У кранков, постоянно торчащих в лагере, достаточно свободного времени, чтобы заниматься всевозможной коммерцией. Так что среди них есть люди богатые — приодевшиеся, с лишней пайкой или хлебным талоном, при деньгах.
Раз в месяц, сразу же после получки, наши деньги начинают с нарастающей скоростью циркулировать по баракам, и через несколько дней очень большая их часть собирается в карманах нескольких лихих людей — удачливых картежников. (Среди них нередко бывали и рассудительные вечные больные.) Потому что игре на только что полученные деньги со страстью предается чуть не весь мужской лагерь. Ведь это единственная, может быть, радость души, какая доступна здесь нормальному человеку. И к тому же надежда, пусть призрачная, разбогатеть — всего за одну ночь! Двадцать одно, оно же очко, великая игра, уравнивающая профессора, если бы он здесь был, с последним придурком...
Первый вечер за спинами игроков слышно чаще всего: «на три марки!», «на пять!» и прочие скромные числа. А на вторую или третью ночь можно увидеть, как тишайший кранк или здоровенный прессовщик (бывало, не умывшись с работы, весь в копоти), сорвав банк или после удачного «стука», сгребает со стола такую кучу купюр, что и без долгого счета видно — в ней не одна и не две сотни рейхсмарок. И страсти у зашмурганного стола в фюрстенбергском бараке кипели с тем же накалом, что в «Пиковой даме», за это ручаюсь.
И я бросался очертя голову в этот омут. Выигрывал мало и очень редко, проигрывался почти всегда в пух и прах. А раза два даже закладывал выигравшим что-то из одежки, за что был внушительно бит Мишей большим. Зато общался на равных со старшими. С силачом Леней Чумаком, с Иваном Бабенко, прозванным в лагере за могучий бас Шаляпиным, с заводилой Мишей Сухоруковым — справедливыми и сильными мужчинами, умевшими постоять за себя хоть перед крикливым мастером в горячем прессовом цеху, хоть перед самим лагерфюрером.

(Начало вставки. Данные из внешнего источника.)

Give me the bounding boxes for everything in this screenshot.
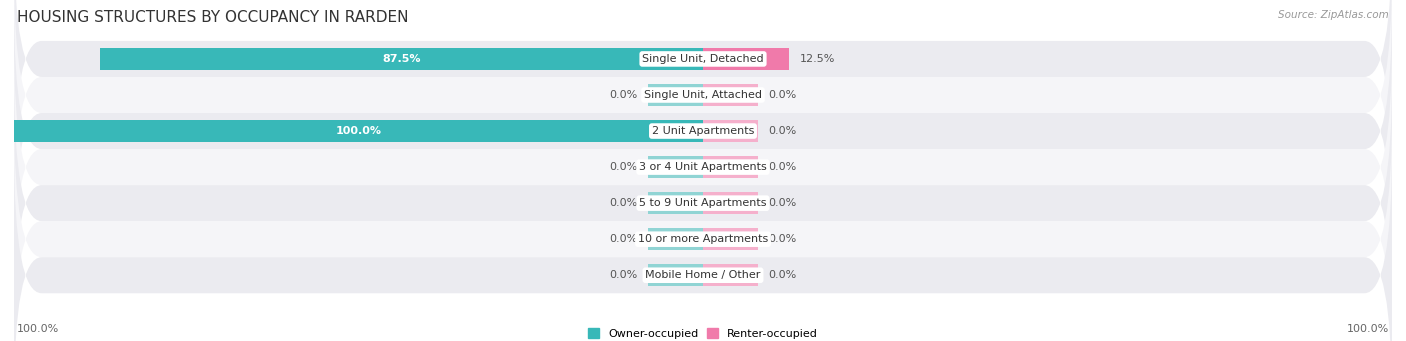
Text: 0.0%: 0.0% — [609, 234, 637, 244]
Text: 0.0%: 0.0% — [769, 234, 797, 244]
Text: 87.5%: 87.5% — [382, 54, 420, 64]
Text: 12.5%: 12.5% — [727, 54, 765, 64]
Bar — [703, 192, 758, 214]
Text: 0.0%: 0.0% — [769, 270, 797, 280]
FancyBboxPatch shape — [14, 113, 1392, 341]
Text: 0.0%: 0.0% — [769, 126, 797, 136]
Bar — [100, 48, 703, 70]
Bar — [703, 84, 758, 106]
FancyBboxPatch shape — [14, 5, 1392, 257]
FancyBboxPatch shape — [14, 77, 1392, 329]
Text: 0.0%: 0.0% — [769, 198, 797, 208]
FancyBboxPatch shape — [14, 0, 1392, 185]
Bar — [703, 264, 758, 286]
Text: 0.0%: 0.0% — [769, 162, 797, 172]
Text: 0.0%: 0.0% — [609, 270, 637, 280]
Bar — [703, 120, 758, 142]
Bar — [648, 264, 703, 286]
Text: Single Unit, Detached: Single Unit, Detached — [643, 54, 763, 64]
Text: 0.0%: 0.0% — [609, 162, 637, 172]
Bar — [703, 228, 758, 250]
Text: 12.5%: 12.5% — [800, 54, 835, 64]
Text: 0.0%: 0.0% — [769, 90, 797, 100]
Legend: Owner-occupied, Renter-occupied: Owner-occupied, Renter-occupied — [583, 324, 823, 341]
Text: 5 to 9 Unit Apartments: 5 to 9 Unit Apartments — [640, 198, 766, 208]
Text: 0.0%: 0.0% — [609, 90, 637, 100]
Bar — [648, 228, 703, 250]
Text: 100.0%: 100.0% — [17, 324, 59, 334]
Text: HOUSING STRUCTURES BY OCCUPANCY IN RARDEN: HOUSING STRUCTURES BY OCCUPANCY IN RARDE… — [17, 10, 408, 25]
Bar — [648, 156, 703, 178]
Text: 100.0%: 100.0% — [1347, 324, 1389, 334]
Bar — [648, 192, 703, 214]
Bar — [648, 84, 703, 106]
FancyBboxPatch shape — [14, 0, 1392, 221]
Bar — [703, 48, 789, 70]
Text: 0.0%: 0.0% — [609, 198, 637, 208]
FancyBboxPatch shape — [14, 41, 1392, 293]
Bar — [14, 120, 703, 142]
Text: 100.0%: 100.0% — [336, 126, 381, 136]
Text: Single Unit, Attached: Single Unit, Attached — [644, 90, 762, 100]
Text: 2 Unit Apartments: 2 Unit Apartments — [652, 126, 754, 136]
FancyBboxPatch shape — [14, 149, 1392, 341]
Text: Source: ZipAtlas.com: Source: ZipAtlas.com — [1278, 10, 1389, 20]
Text: 3 or 4 Unit Apartments: 3 or 4 Unit Apartments — [640, 162, 766, 172]
Text: Mobile Home / Other: Mobile Home / Other — [645, 270, 761, 280]
Text: 10 or more Apartments: 10 or more Apartments — [638, 234, 768, 244]
Bar — [703, 156, 758, 178]
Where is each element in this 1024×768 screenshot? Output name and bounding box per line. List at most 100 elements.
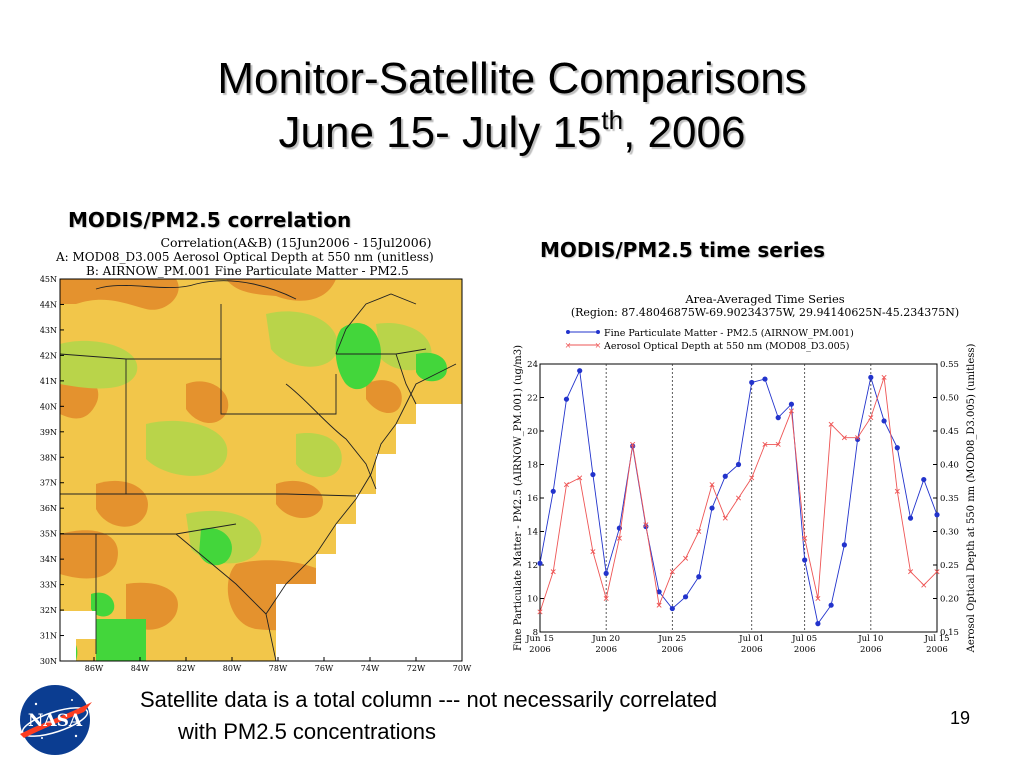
longitude-label: 78W (269, 664, 288, 673)
latitude-label: 32N (40, 606, 57, 615)
logo-star (41, 737, 43, 739)
aod-data-point (603, 595, 609, 602)
boundary (395, 353, 417, 405)
map-header-line-1: Correlation(A&B) (15Jun2006 - 15Jul2006) (160, 235, 431, 250)
pm25-data-point (828, 602, 834, 608)
date-tick-label: Jul 01 (738, 634, 764, 644)
aod-data-point (881, 374, 887, 380)
aod-data-point (828, 421, 834, 427)
high-region (199, 528, 232, 566)
legend-pm25-marker (596, 330, 600, 334)
latitude-labels: 45N 44N 43N 42N 41N 40N 39N 38N 37N 36N 35N 34N 33N 3… (40, 275, 64, 666)
date-gridlines (605, 364, 872, 632)
longitude-label: 74W (361, 664, 380, 673)
legend-aod-marker: × (565, 341, 572, 350)
low-region (96, 480, 148, 527)
boundary (285, 383, 377, 490)
logo-orbit (21, 707, 89, 737)
logo-chevron (20, 702, 92, 738)
pm25-data-point (709, 505, 715, 511)
map-header-line-2: A: MOD08_D3.005 Aerosol Optical Depth at… (55, 250, 434, 264)
pm25-data-point (696, 574, 702, 580)
left-tick-label: 8 (533, 628, 538, 638)
timeseries-chart: Area-Averaged Time Series (Region: 87.48… (513, 292, 977, 655)
low-region (186, 381, 229, 424)
low-region (60, 530, 118, 579)
year-tick-label: 2006 (595, 645, 617, 655)
boundary (95, 280, 297, 300)
no-data-gulf (60, 611, 96, 661)
year-tick-label: 2006 (662, 645, 684, 655)
aod-data-point (815, 595, 821, 602)
pm25-data-point (841, 542, 847, 548)
pm25-data-point (749, 379, 755, 386)
page-number: 19 (950, 708, 971, 728)
left-tick-label: 24 (527, 360, 538, 370)
aod-data-point (709, 482, 715, 488)
right-tick-label: 0.15 (940, 628, 959, 638)
pm25-data-point (934, 512, 940, 518)
left-tick-label: 14 (527, 528, 538, 538)
high-region (91, 592, 115, 617)
year-tick-label: 2006 (860, 645, 882, 655)
right-tick-label: 0.30 (940, 528, 959, 538)
right-axis-ticks: 0.15 0.20 0.25 0.30 0.35 0.40 0.45 0.50 0.55 (933, 360, 959, 638)
pm25-data-point (775, 415, 781, 421)
latitude-label: 43N (40, 326, 57, 335)
pm25-data-point (537, 560, 543, 566)
aod-data-point (802, 535, 808, 541)
series-layer (537, 368, 940, 627)
year-tick-label: 2006 (926, 645, 948, 655)
aod-data-point (537, 609, 543, 615)
pm25-data-point (907, 515, 914, 521)
aod-data-point (868, 415, 874, 421)
logo-text: NASA (28, 711, 83, 731)
mid-region (60, 340, 138, 389)
pm25-data-point (735, 461, 742, 468)
low-region (276, 480, 323, 519)
date-tick-label: Jun 20 (591, 634, 620, 644)
latitude-label: 33N (40, 581, 57, 590)
pm25-data-point (894, 445, 900, 451)
pm25-data-point (815, 621, 821, 627)
legend-pm25-marker (566, 330, 570, 334)
aod-data-point (921, 582, 927, 588)
year-tick-label: 2006 (794, 645, 816, 655)
aod-data-point (616, 535, 622, 541)
latitude-label: 36N (40, 504, 57, 513)
pm25-data-point (722, 473, 728, 479)
legend-aod-label: Aerosol Optical Depth at 550 nm (MOD08_D… (603, 341, 849, 352)
mid-region (146, 420, 228, 476)
title-line-2: June 15- July 15th, 2006 (0, 106, 1024, 160)
chart-subtitle: (Region: 87.48046875W-69.90234375W, 29.9… (571, 306, 959, 319)
no-data-ocean (276, 404, 462, 661)
low-region (126, 582, 178, 630)
map-header-line-3: B: AIRNOW_PM.001 Fine Particulate Matter… (86, 264, 409, 278)
boundary (335, 293, 417, 355)
correlation-map: Correlation(A&B) (15Jun2006 - 15Jul2006)… (40, 235, 472, 673)
year-tick-label: 2006 (529, 645, 551, 655)
aod-data-point (683, 555, 689, 561)
caption: Satellite data is a total column --- not… (140, 684, 717, 748)
pm25-data-point (577, 368, 583, 374)
date-tick-label: Jul 10 (857, 634, 883, 644)
pm25-data-point (603, 570, 609, 576)
aod-data-point (722, 515, 728, 521)
latitude-label: 38N (40, 453, 57, 462)
pm25-data-point (788, 401, 795, 407)
caption-line-1: Satellite data is a total column --- not… (140, 687, 718, 712)
title-date-end: , 2006 (623, 108, 746, 157)
caption-line-2: with PM2.5 concentrations (178, 719, 437, 744)
high-region (335, 323, 381, 390)
longitude-label: 82W (177, 664, 196, 673)
pm25-data-point (762, 376, 768, 382)
longitude-label: 72W (407, 664, 426, 673)
aod-data-point (550, 569, 556, 575)
aod-data-point (788, 408, 794, 414)
boundary (220, 304, 337, 415)
aod-data-point (894, 488, 900, 494)
year-tick-label: 2006 (741, 645, 763, 655)
date-tick-label: Jun 25 (657, 634, 686, 644)
title-line-1: Monitor-Satellite Comparisons (217, 54, 807, 103)
latitude-label: 39N (40, 428, 57, 437)
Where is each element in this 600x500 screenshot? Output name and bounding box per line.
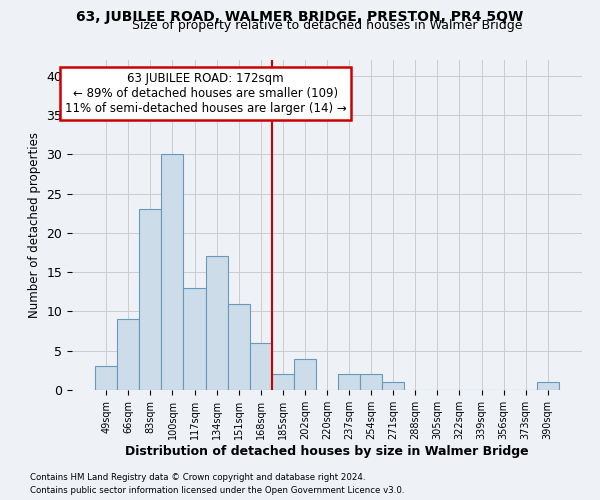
X-axis label: Distribution of detached houses by size in Walmer Bridge: Distribution of detached houses by size … bbox=[125, 444, 529, 458]
Bar bbox=[360, 374, 382, 390]
Text: 63, JUBILEE ROAD, WALMER BRIDGE, PRESTON, PR4 5QW: 63, JUBILEE ROAD, WALMER BRIDGE, PRESTON… bbox=[76, 10, 524, 24]
Text: Contains HM Land Registry data © Crown copyright and database right 2024.
Contai: Contains HM Land Registry data © Crown c… bbox=[30, 474, 404, 495]
Bar bbox=[161, 154, 184, 390]
Bar bbox=[95, 366, 117, 390]
Bar bbox=[338, 374, 360, 390]
Bar bbox=[206, 256, 227, 390]
Bar bbox=[250, 343, 272, 390]
Bar bbox=[294, 358, 316, 390]
Y-axis label: Number of detached properties: Number of detached properties bbox=[28, 132, 41, 318]
Bar bbox=[537, 382, 559, 390]
Title: Size of property relative to detached houses in Walmer Bridge: Size of property relative to detached ho… bbox=[132, 20, 522, 32]
Bar bbox=[139, 210, 161, 390]
Bar bbox=[272, 374, 294, 390]
Bar bbox=[184, 288, 206, 390]
Bar bbox=[227, 304, 250, 390]
Bar bbox=[382, 382, 404, 390]
Bar bbox=[117, 320, 139, 390]
Text: 63 JUBILEE ROAD: 172sqm
← 89% of detached houses are smaller (109)
11% of semi-d: 63 JUBILEE ROAD: 172sqm ← 89% of detache… bbox=[65, 72, 346, 115]
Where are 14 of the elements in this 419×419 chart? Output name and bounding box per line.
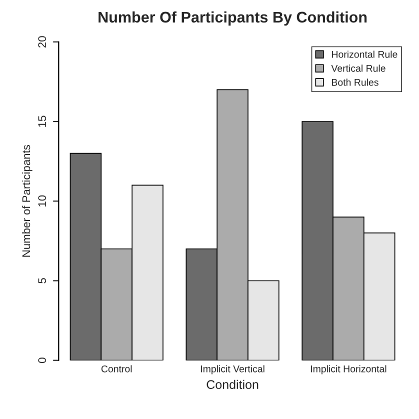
chart-title: Number Of Participants By Condition <box>98 11 367 26</box>
legend-label: Horizontal Rule <box>332 50 398 58</box>
y-tick-label: 0 <box>38 358 46 363</box>
legend-label: Vertical Rule <box>331 64 386 72</box>
y-axis-title: Number of Participants <box>22 145 32 257</box>
y-tick-label: 20 <box>38 36 46 48</box>
legend-label: Both Rules <box>332 78 378 86</box>
y-tick-label: 10 <box>38 195 46 206</box>
x-tick-label: Implicit Vertical <box>201 365 264 374</box>
x-tick-label: Implicit Horizontal <box>311 365 386 374</box>
x-tick-label: Control <box>101 365 132 372</box>
y-tick-label: 15 <box>38 116 46 127</box>
x-axis-title: Condition <box>206 380 258 389</box>
y-tick-label: 5 <box>38 278 46 284</box>
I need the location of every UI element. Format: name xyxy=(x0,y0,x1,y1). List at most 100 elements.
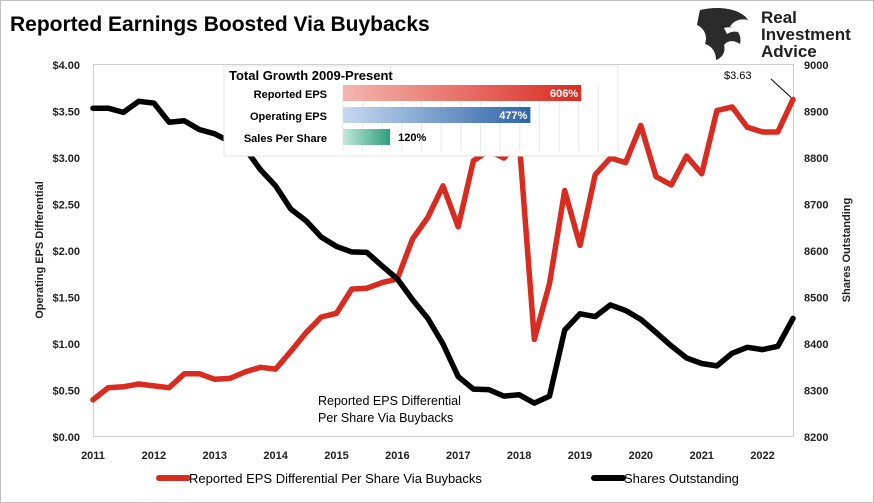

А про «стук», наступающий по утроении банка (за что владелец колоды получает, даже если уже не участвует в игре, некую обязательную плату), про роковое для банкира число «казна-семнадцать», про долги «на отбой», про блеф и прочие психологические тонкости и премудрости великой игры — кто же расскажет! Почему-то в современных описаниях правил картежной игры, напечатанных в дорогих книжках с картинками «Азартные игры» и тому подобных, никаких красот и тонкостей игры в двадцать одно нет и в помине. А жаль!
Сколько ни подчищали лагерных придурков, все равно оставалась непыльная работа, без которой фабрика обойтись не могла. (Или же заводские начальники вместе с лагерфюрером не представляли себе, что без нее можно обходиться, но для этого надо что-то изменить в заведенном порядке.) А значит, оставались при ней и наши ребята — других людей взять было негде. При грузовой автомашине, которая кроме прочих грузов возила на завод и в лагерь продукты, остались двое семнадцатилетних мальчиков, два Николая. Остался и третий Николай, возивший на тачке (в изначальном, прямом смысле этого слова) заводскую шипучку «браузе» из подвала, где он помогал старику немцу ее разводить и газировать, в немецкую столовую. Его же нередко посылали помогать двум другим Николаям — разгрузить машину, перетащить мешки, ящики. Вскоре это обстоятельство не замедлили использовать заинтересованные лица.
Ясно, что за человеком, который чуть не каждый день едет в кузове вместе с хлебом, присматривают. Украсть, может быть, не так и сложно, но трудно вынести. А вот если тебя прислали помочь на какие-то полчаса — это совсем другое дело. И ребята понемногу приспособились сгружать Коле-браузнику, по буханке, а то и по две и по три — под спецовку, прижимая хлеб к животу. Коля прятал эти буханки в своем лимонадном подвале и потом, возвращаясь с работы, выносил с завода в лагерь. Втягивать для этого живот ему было не трудно — худющий, как спичка.
Беда все же случилась — однажды заводские вахманы остановили Николая на проходной и нашли у него под спецовкой буханку хлеба. Вернулся он в лагерь через три недели, к которым его в два счета приговорил какой-то, по Колиному описанию, «полицейский судья». Сидел в тюрьме в одиночной камере, кажется, в том же Ной-Штрелице, где я побывал в больнице. Днем его выводили на работу — убирать двор, перетаскивать с места на место камни. В остальном режим был такой: один день — по кружке воды утром и вечером и кусок черного хлеба (грамм сто пятьдесят, считал Коля); на следующий день — одна кружка воды и больше ничего...
Во что Николай превратился и как он выглядел, вернувшись оттуда, представить себе сейчас, в более или менее нормальной жизни, уже трудно.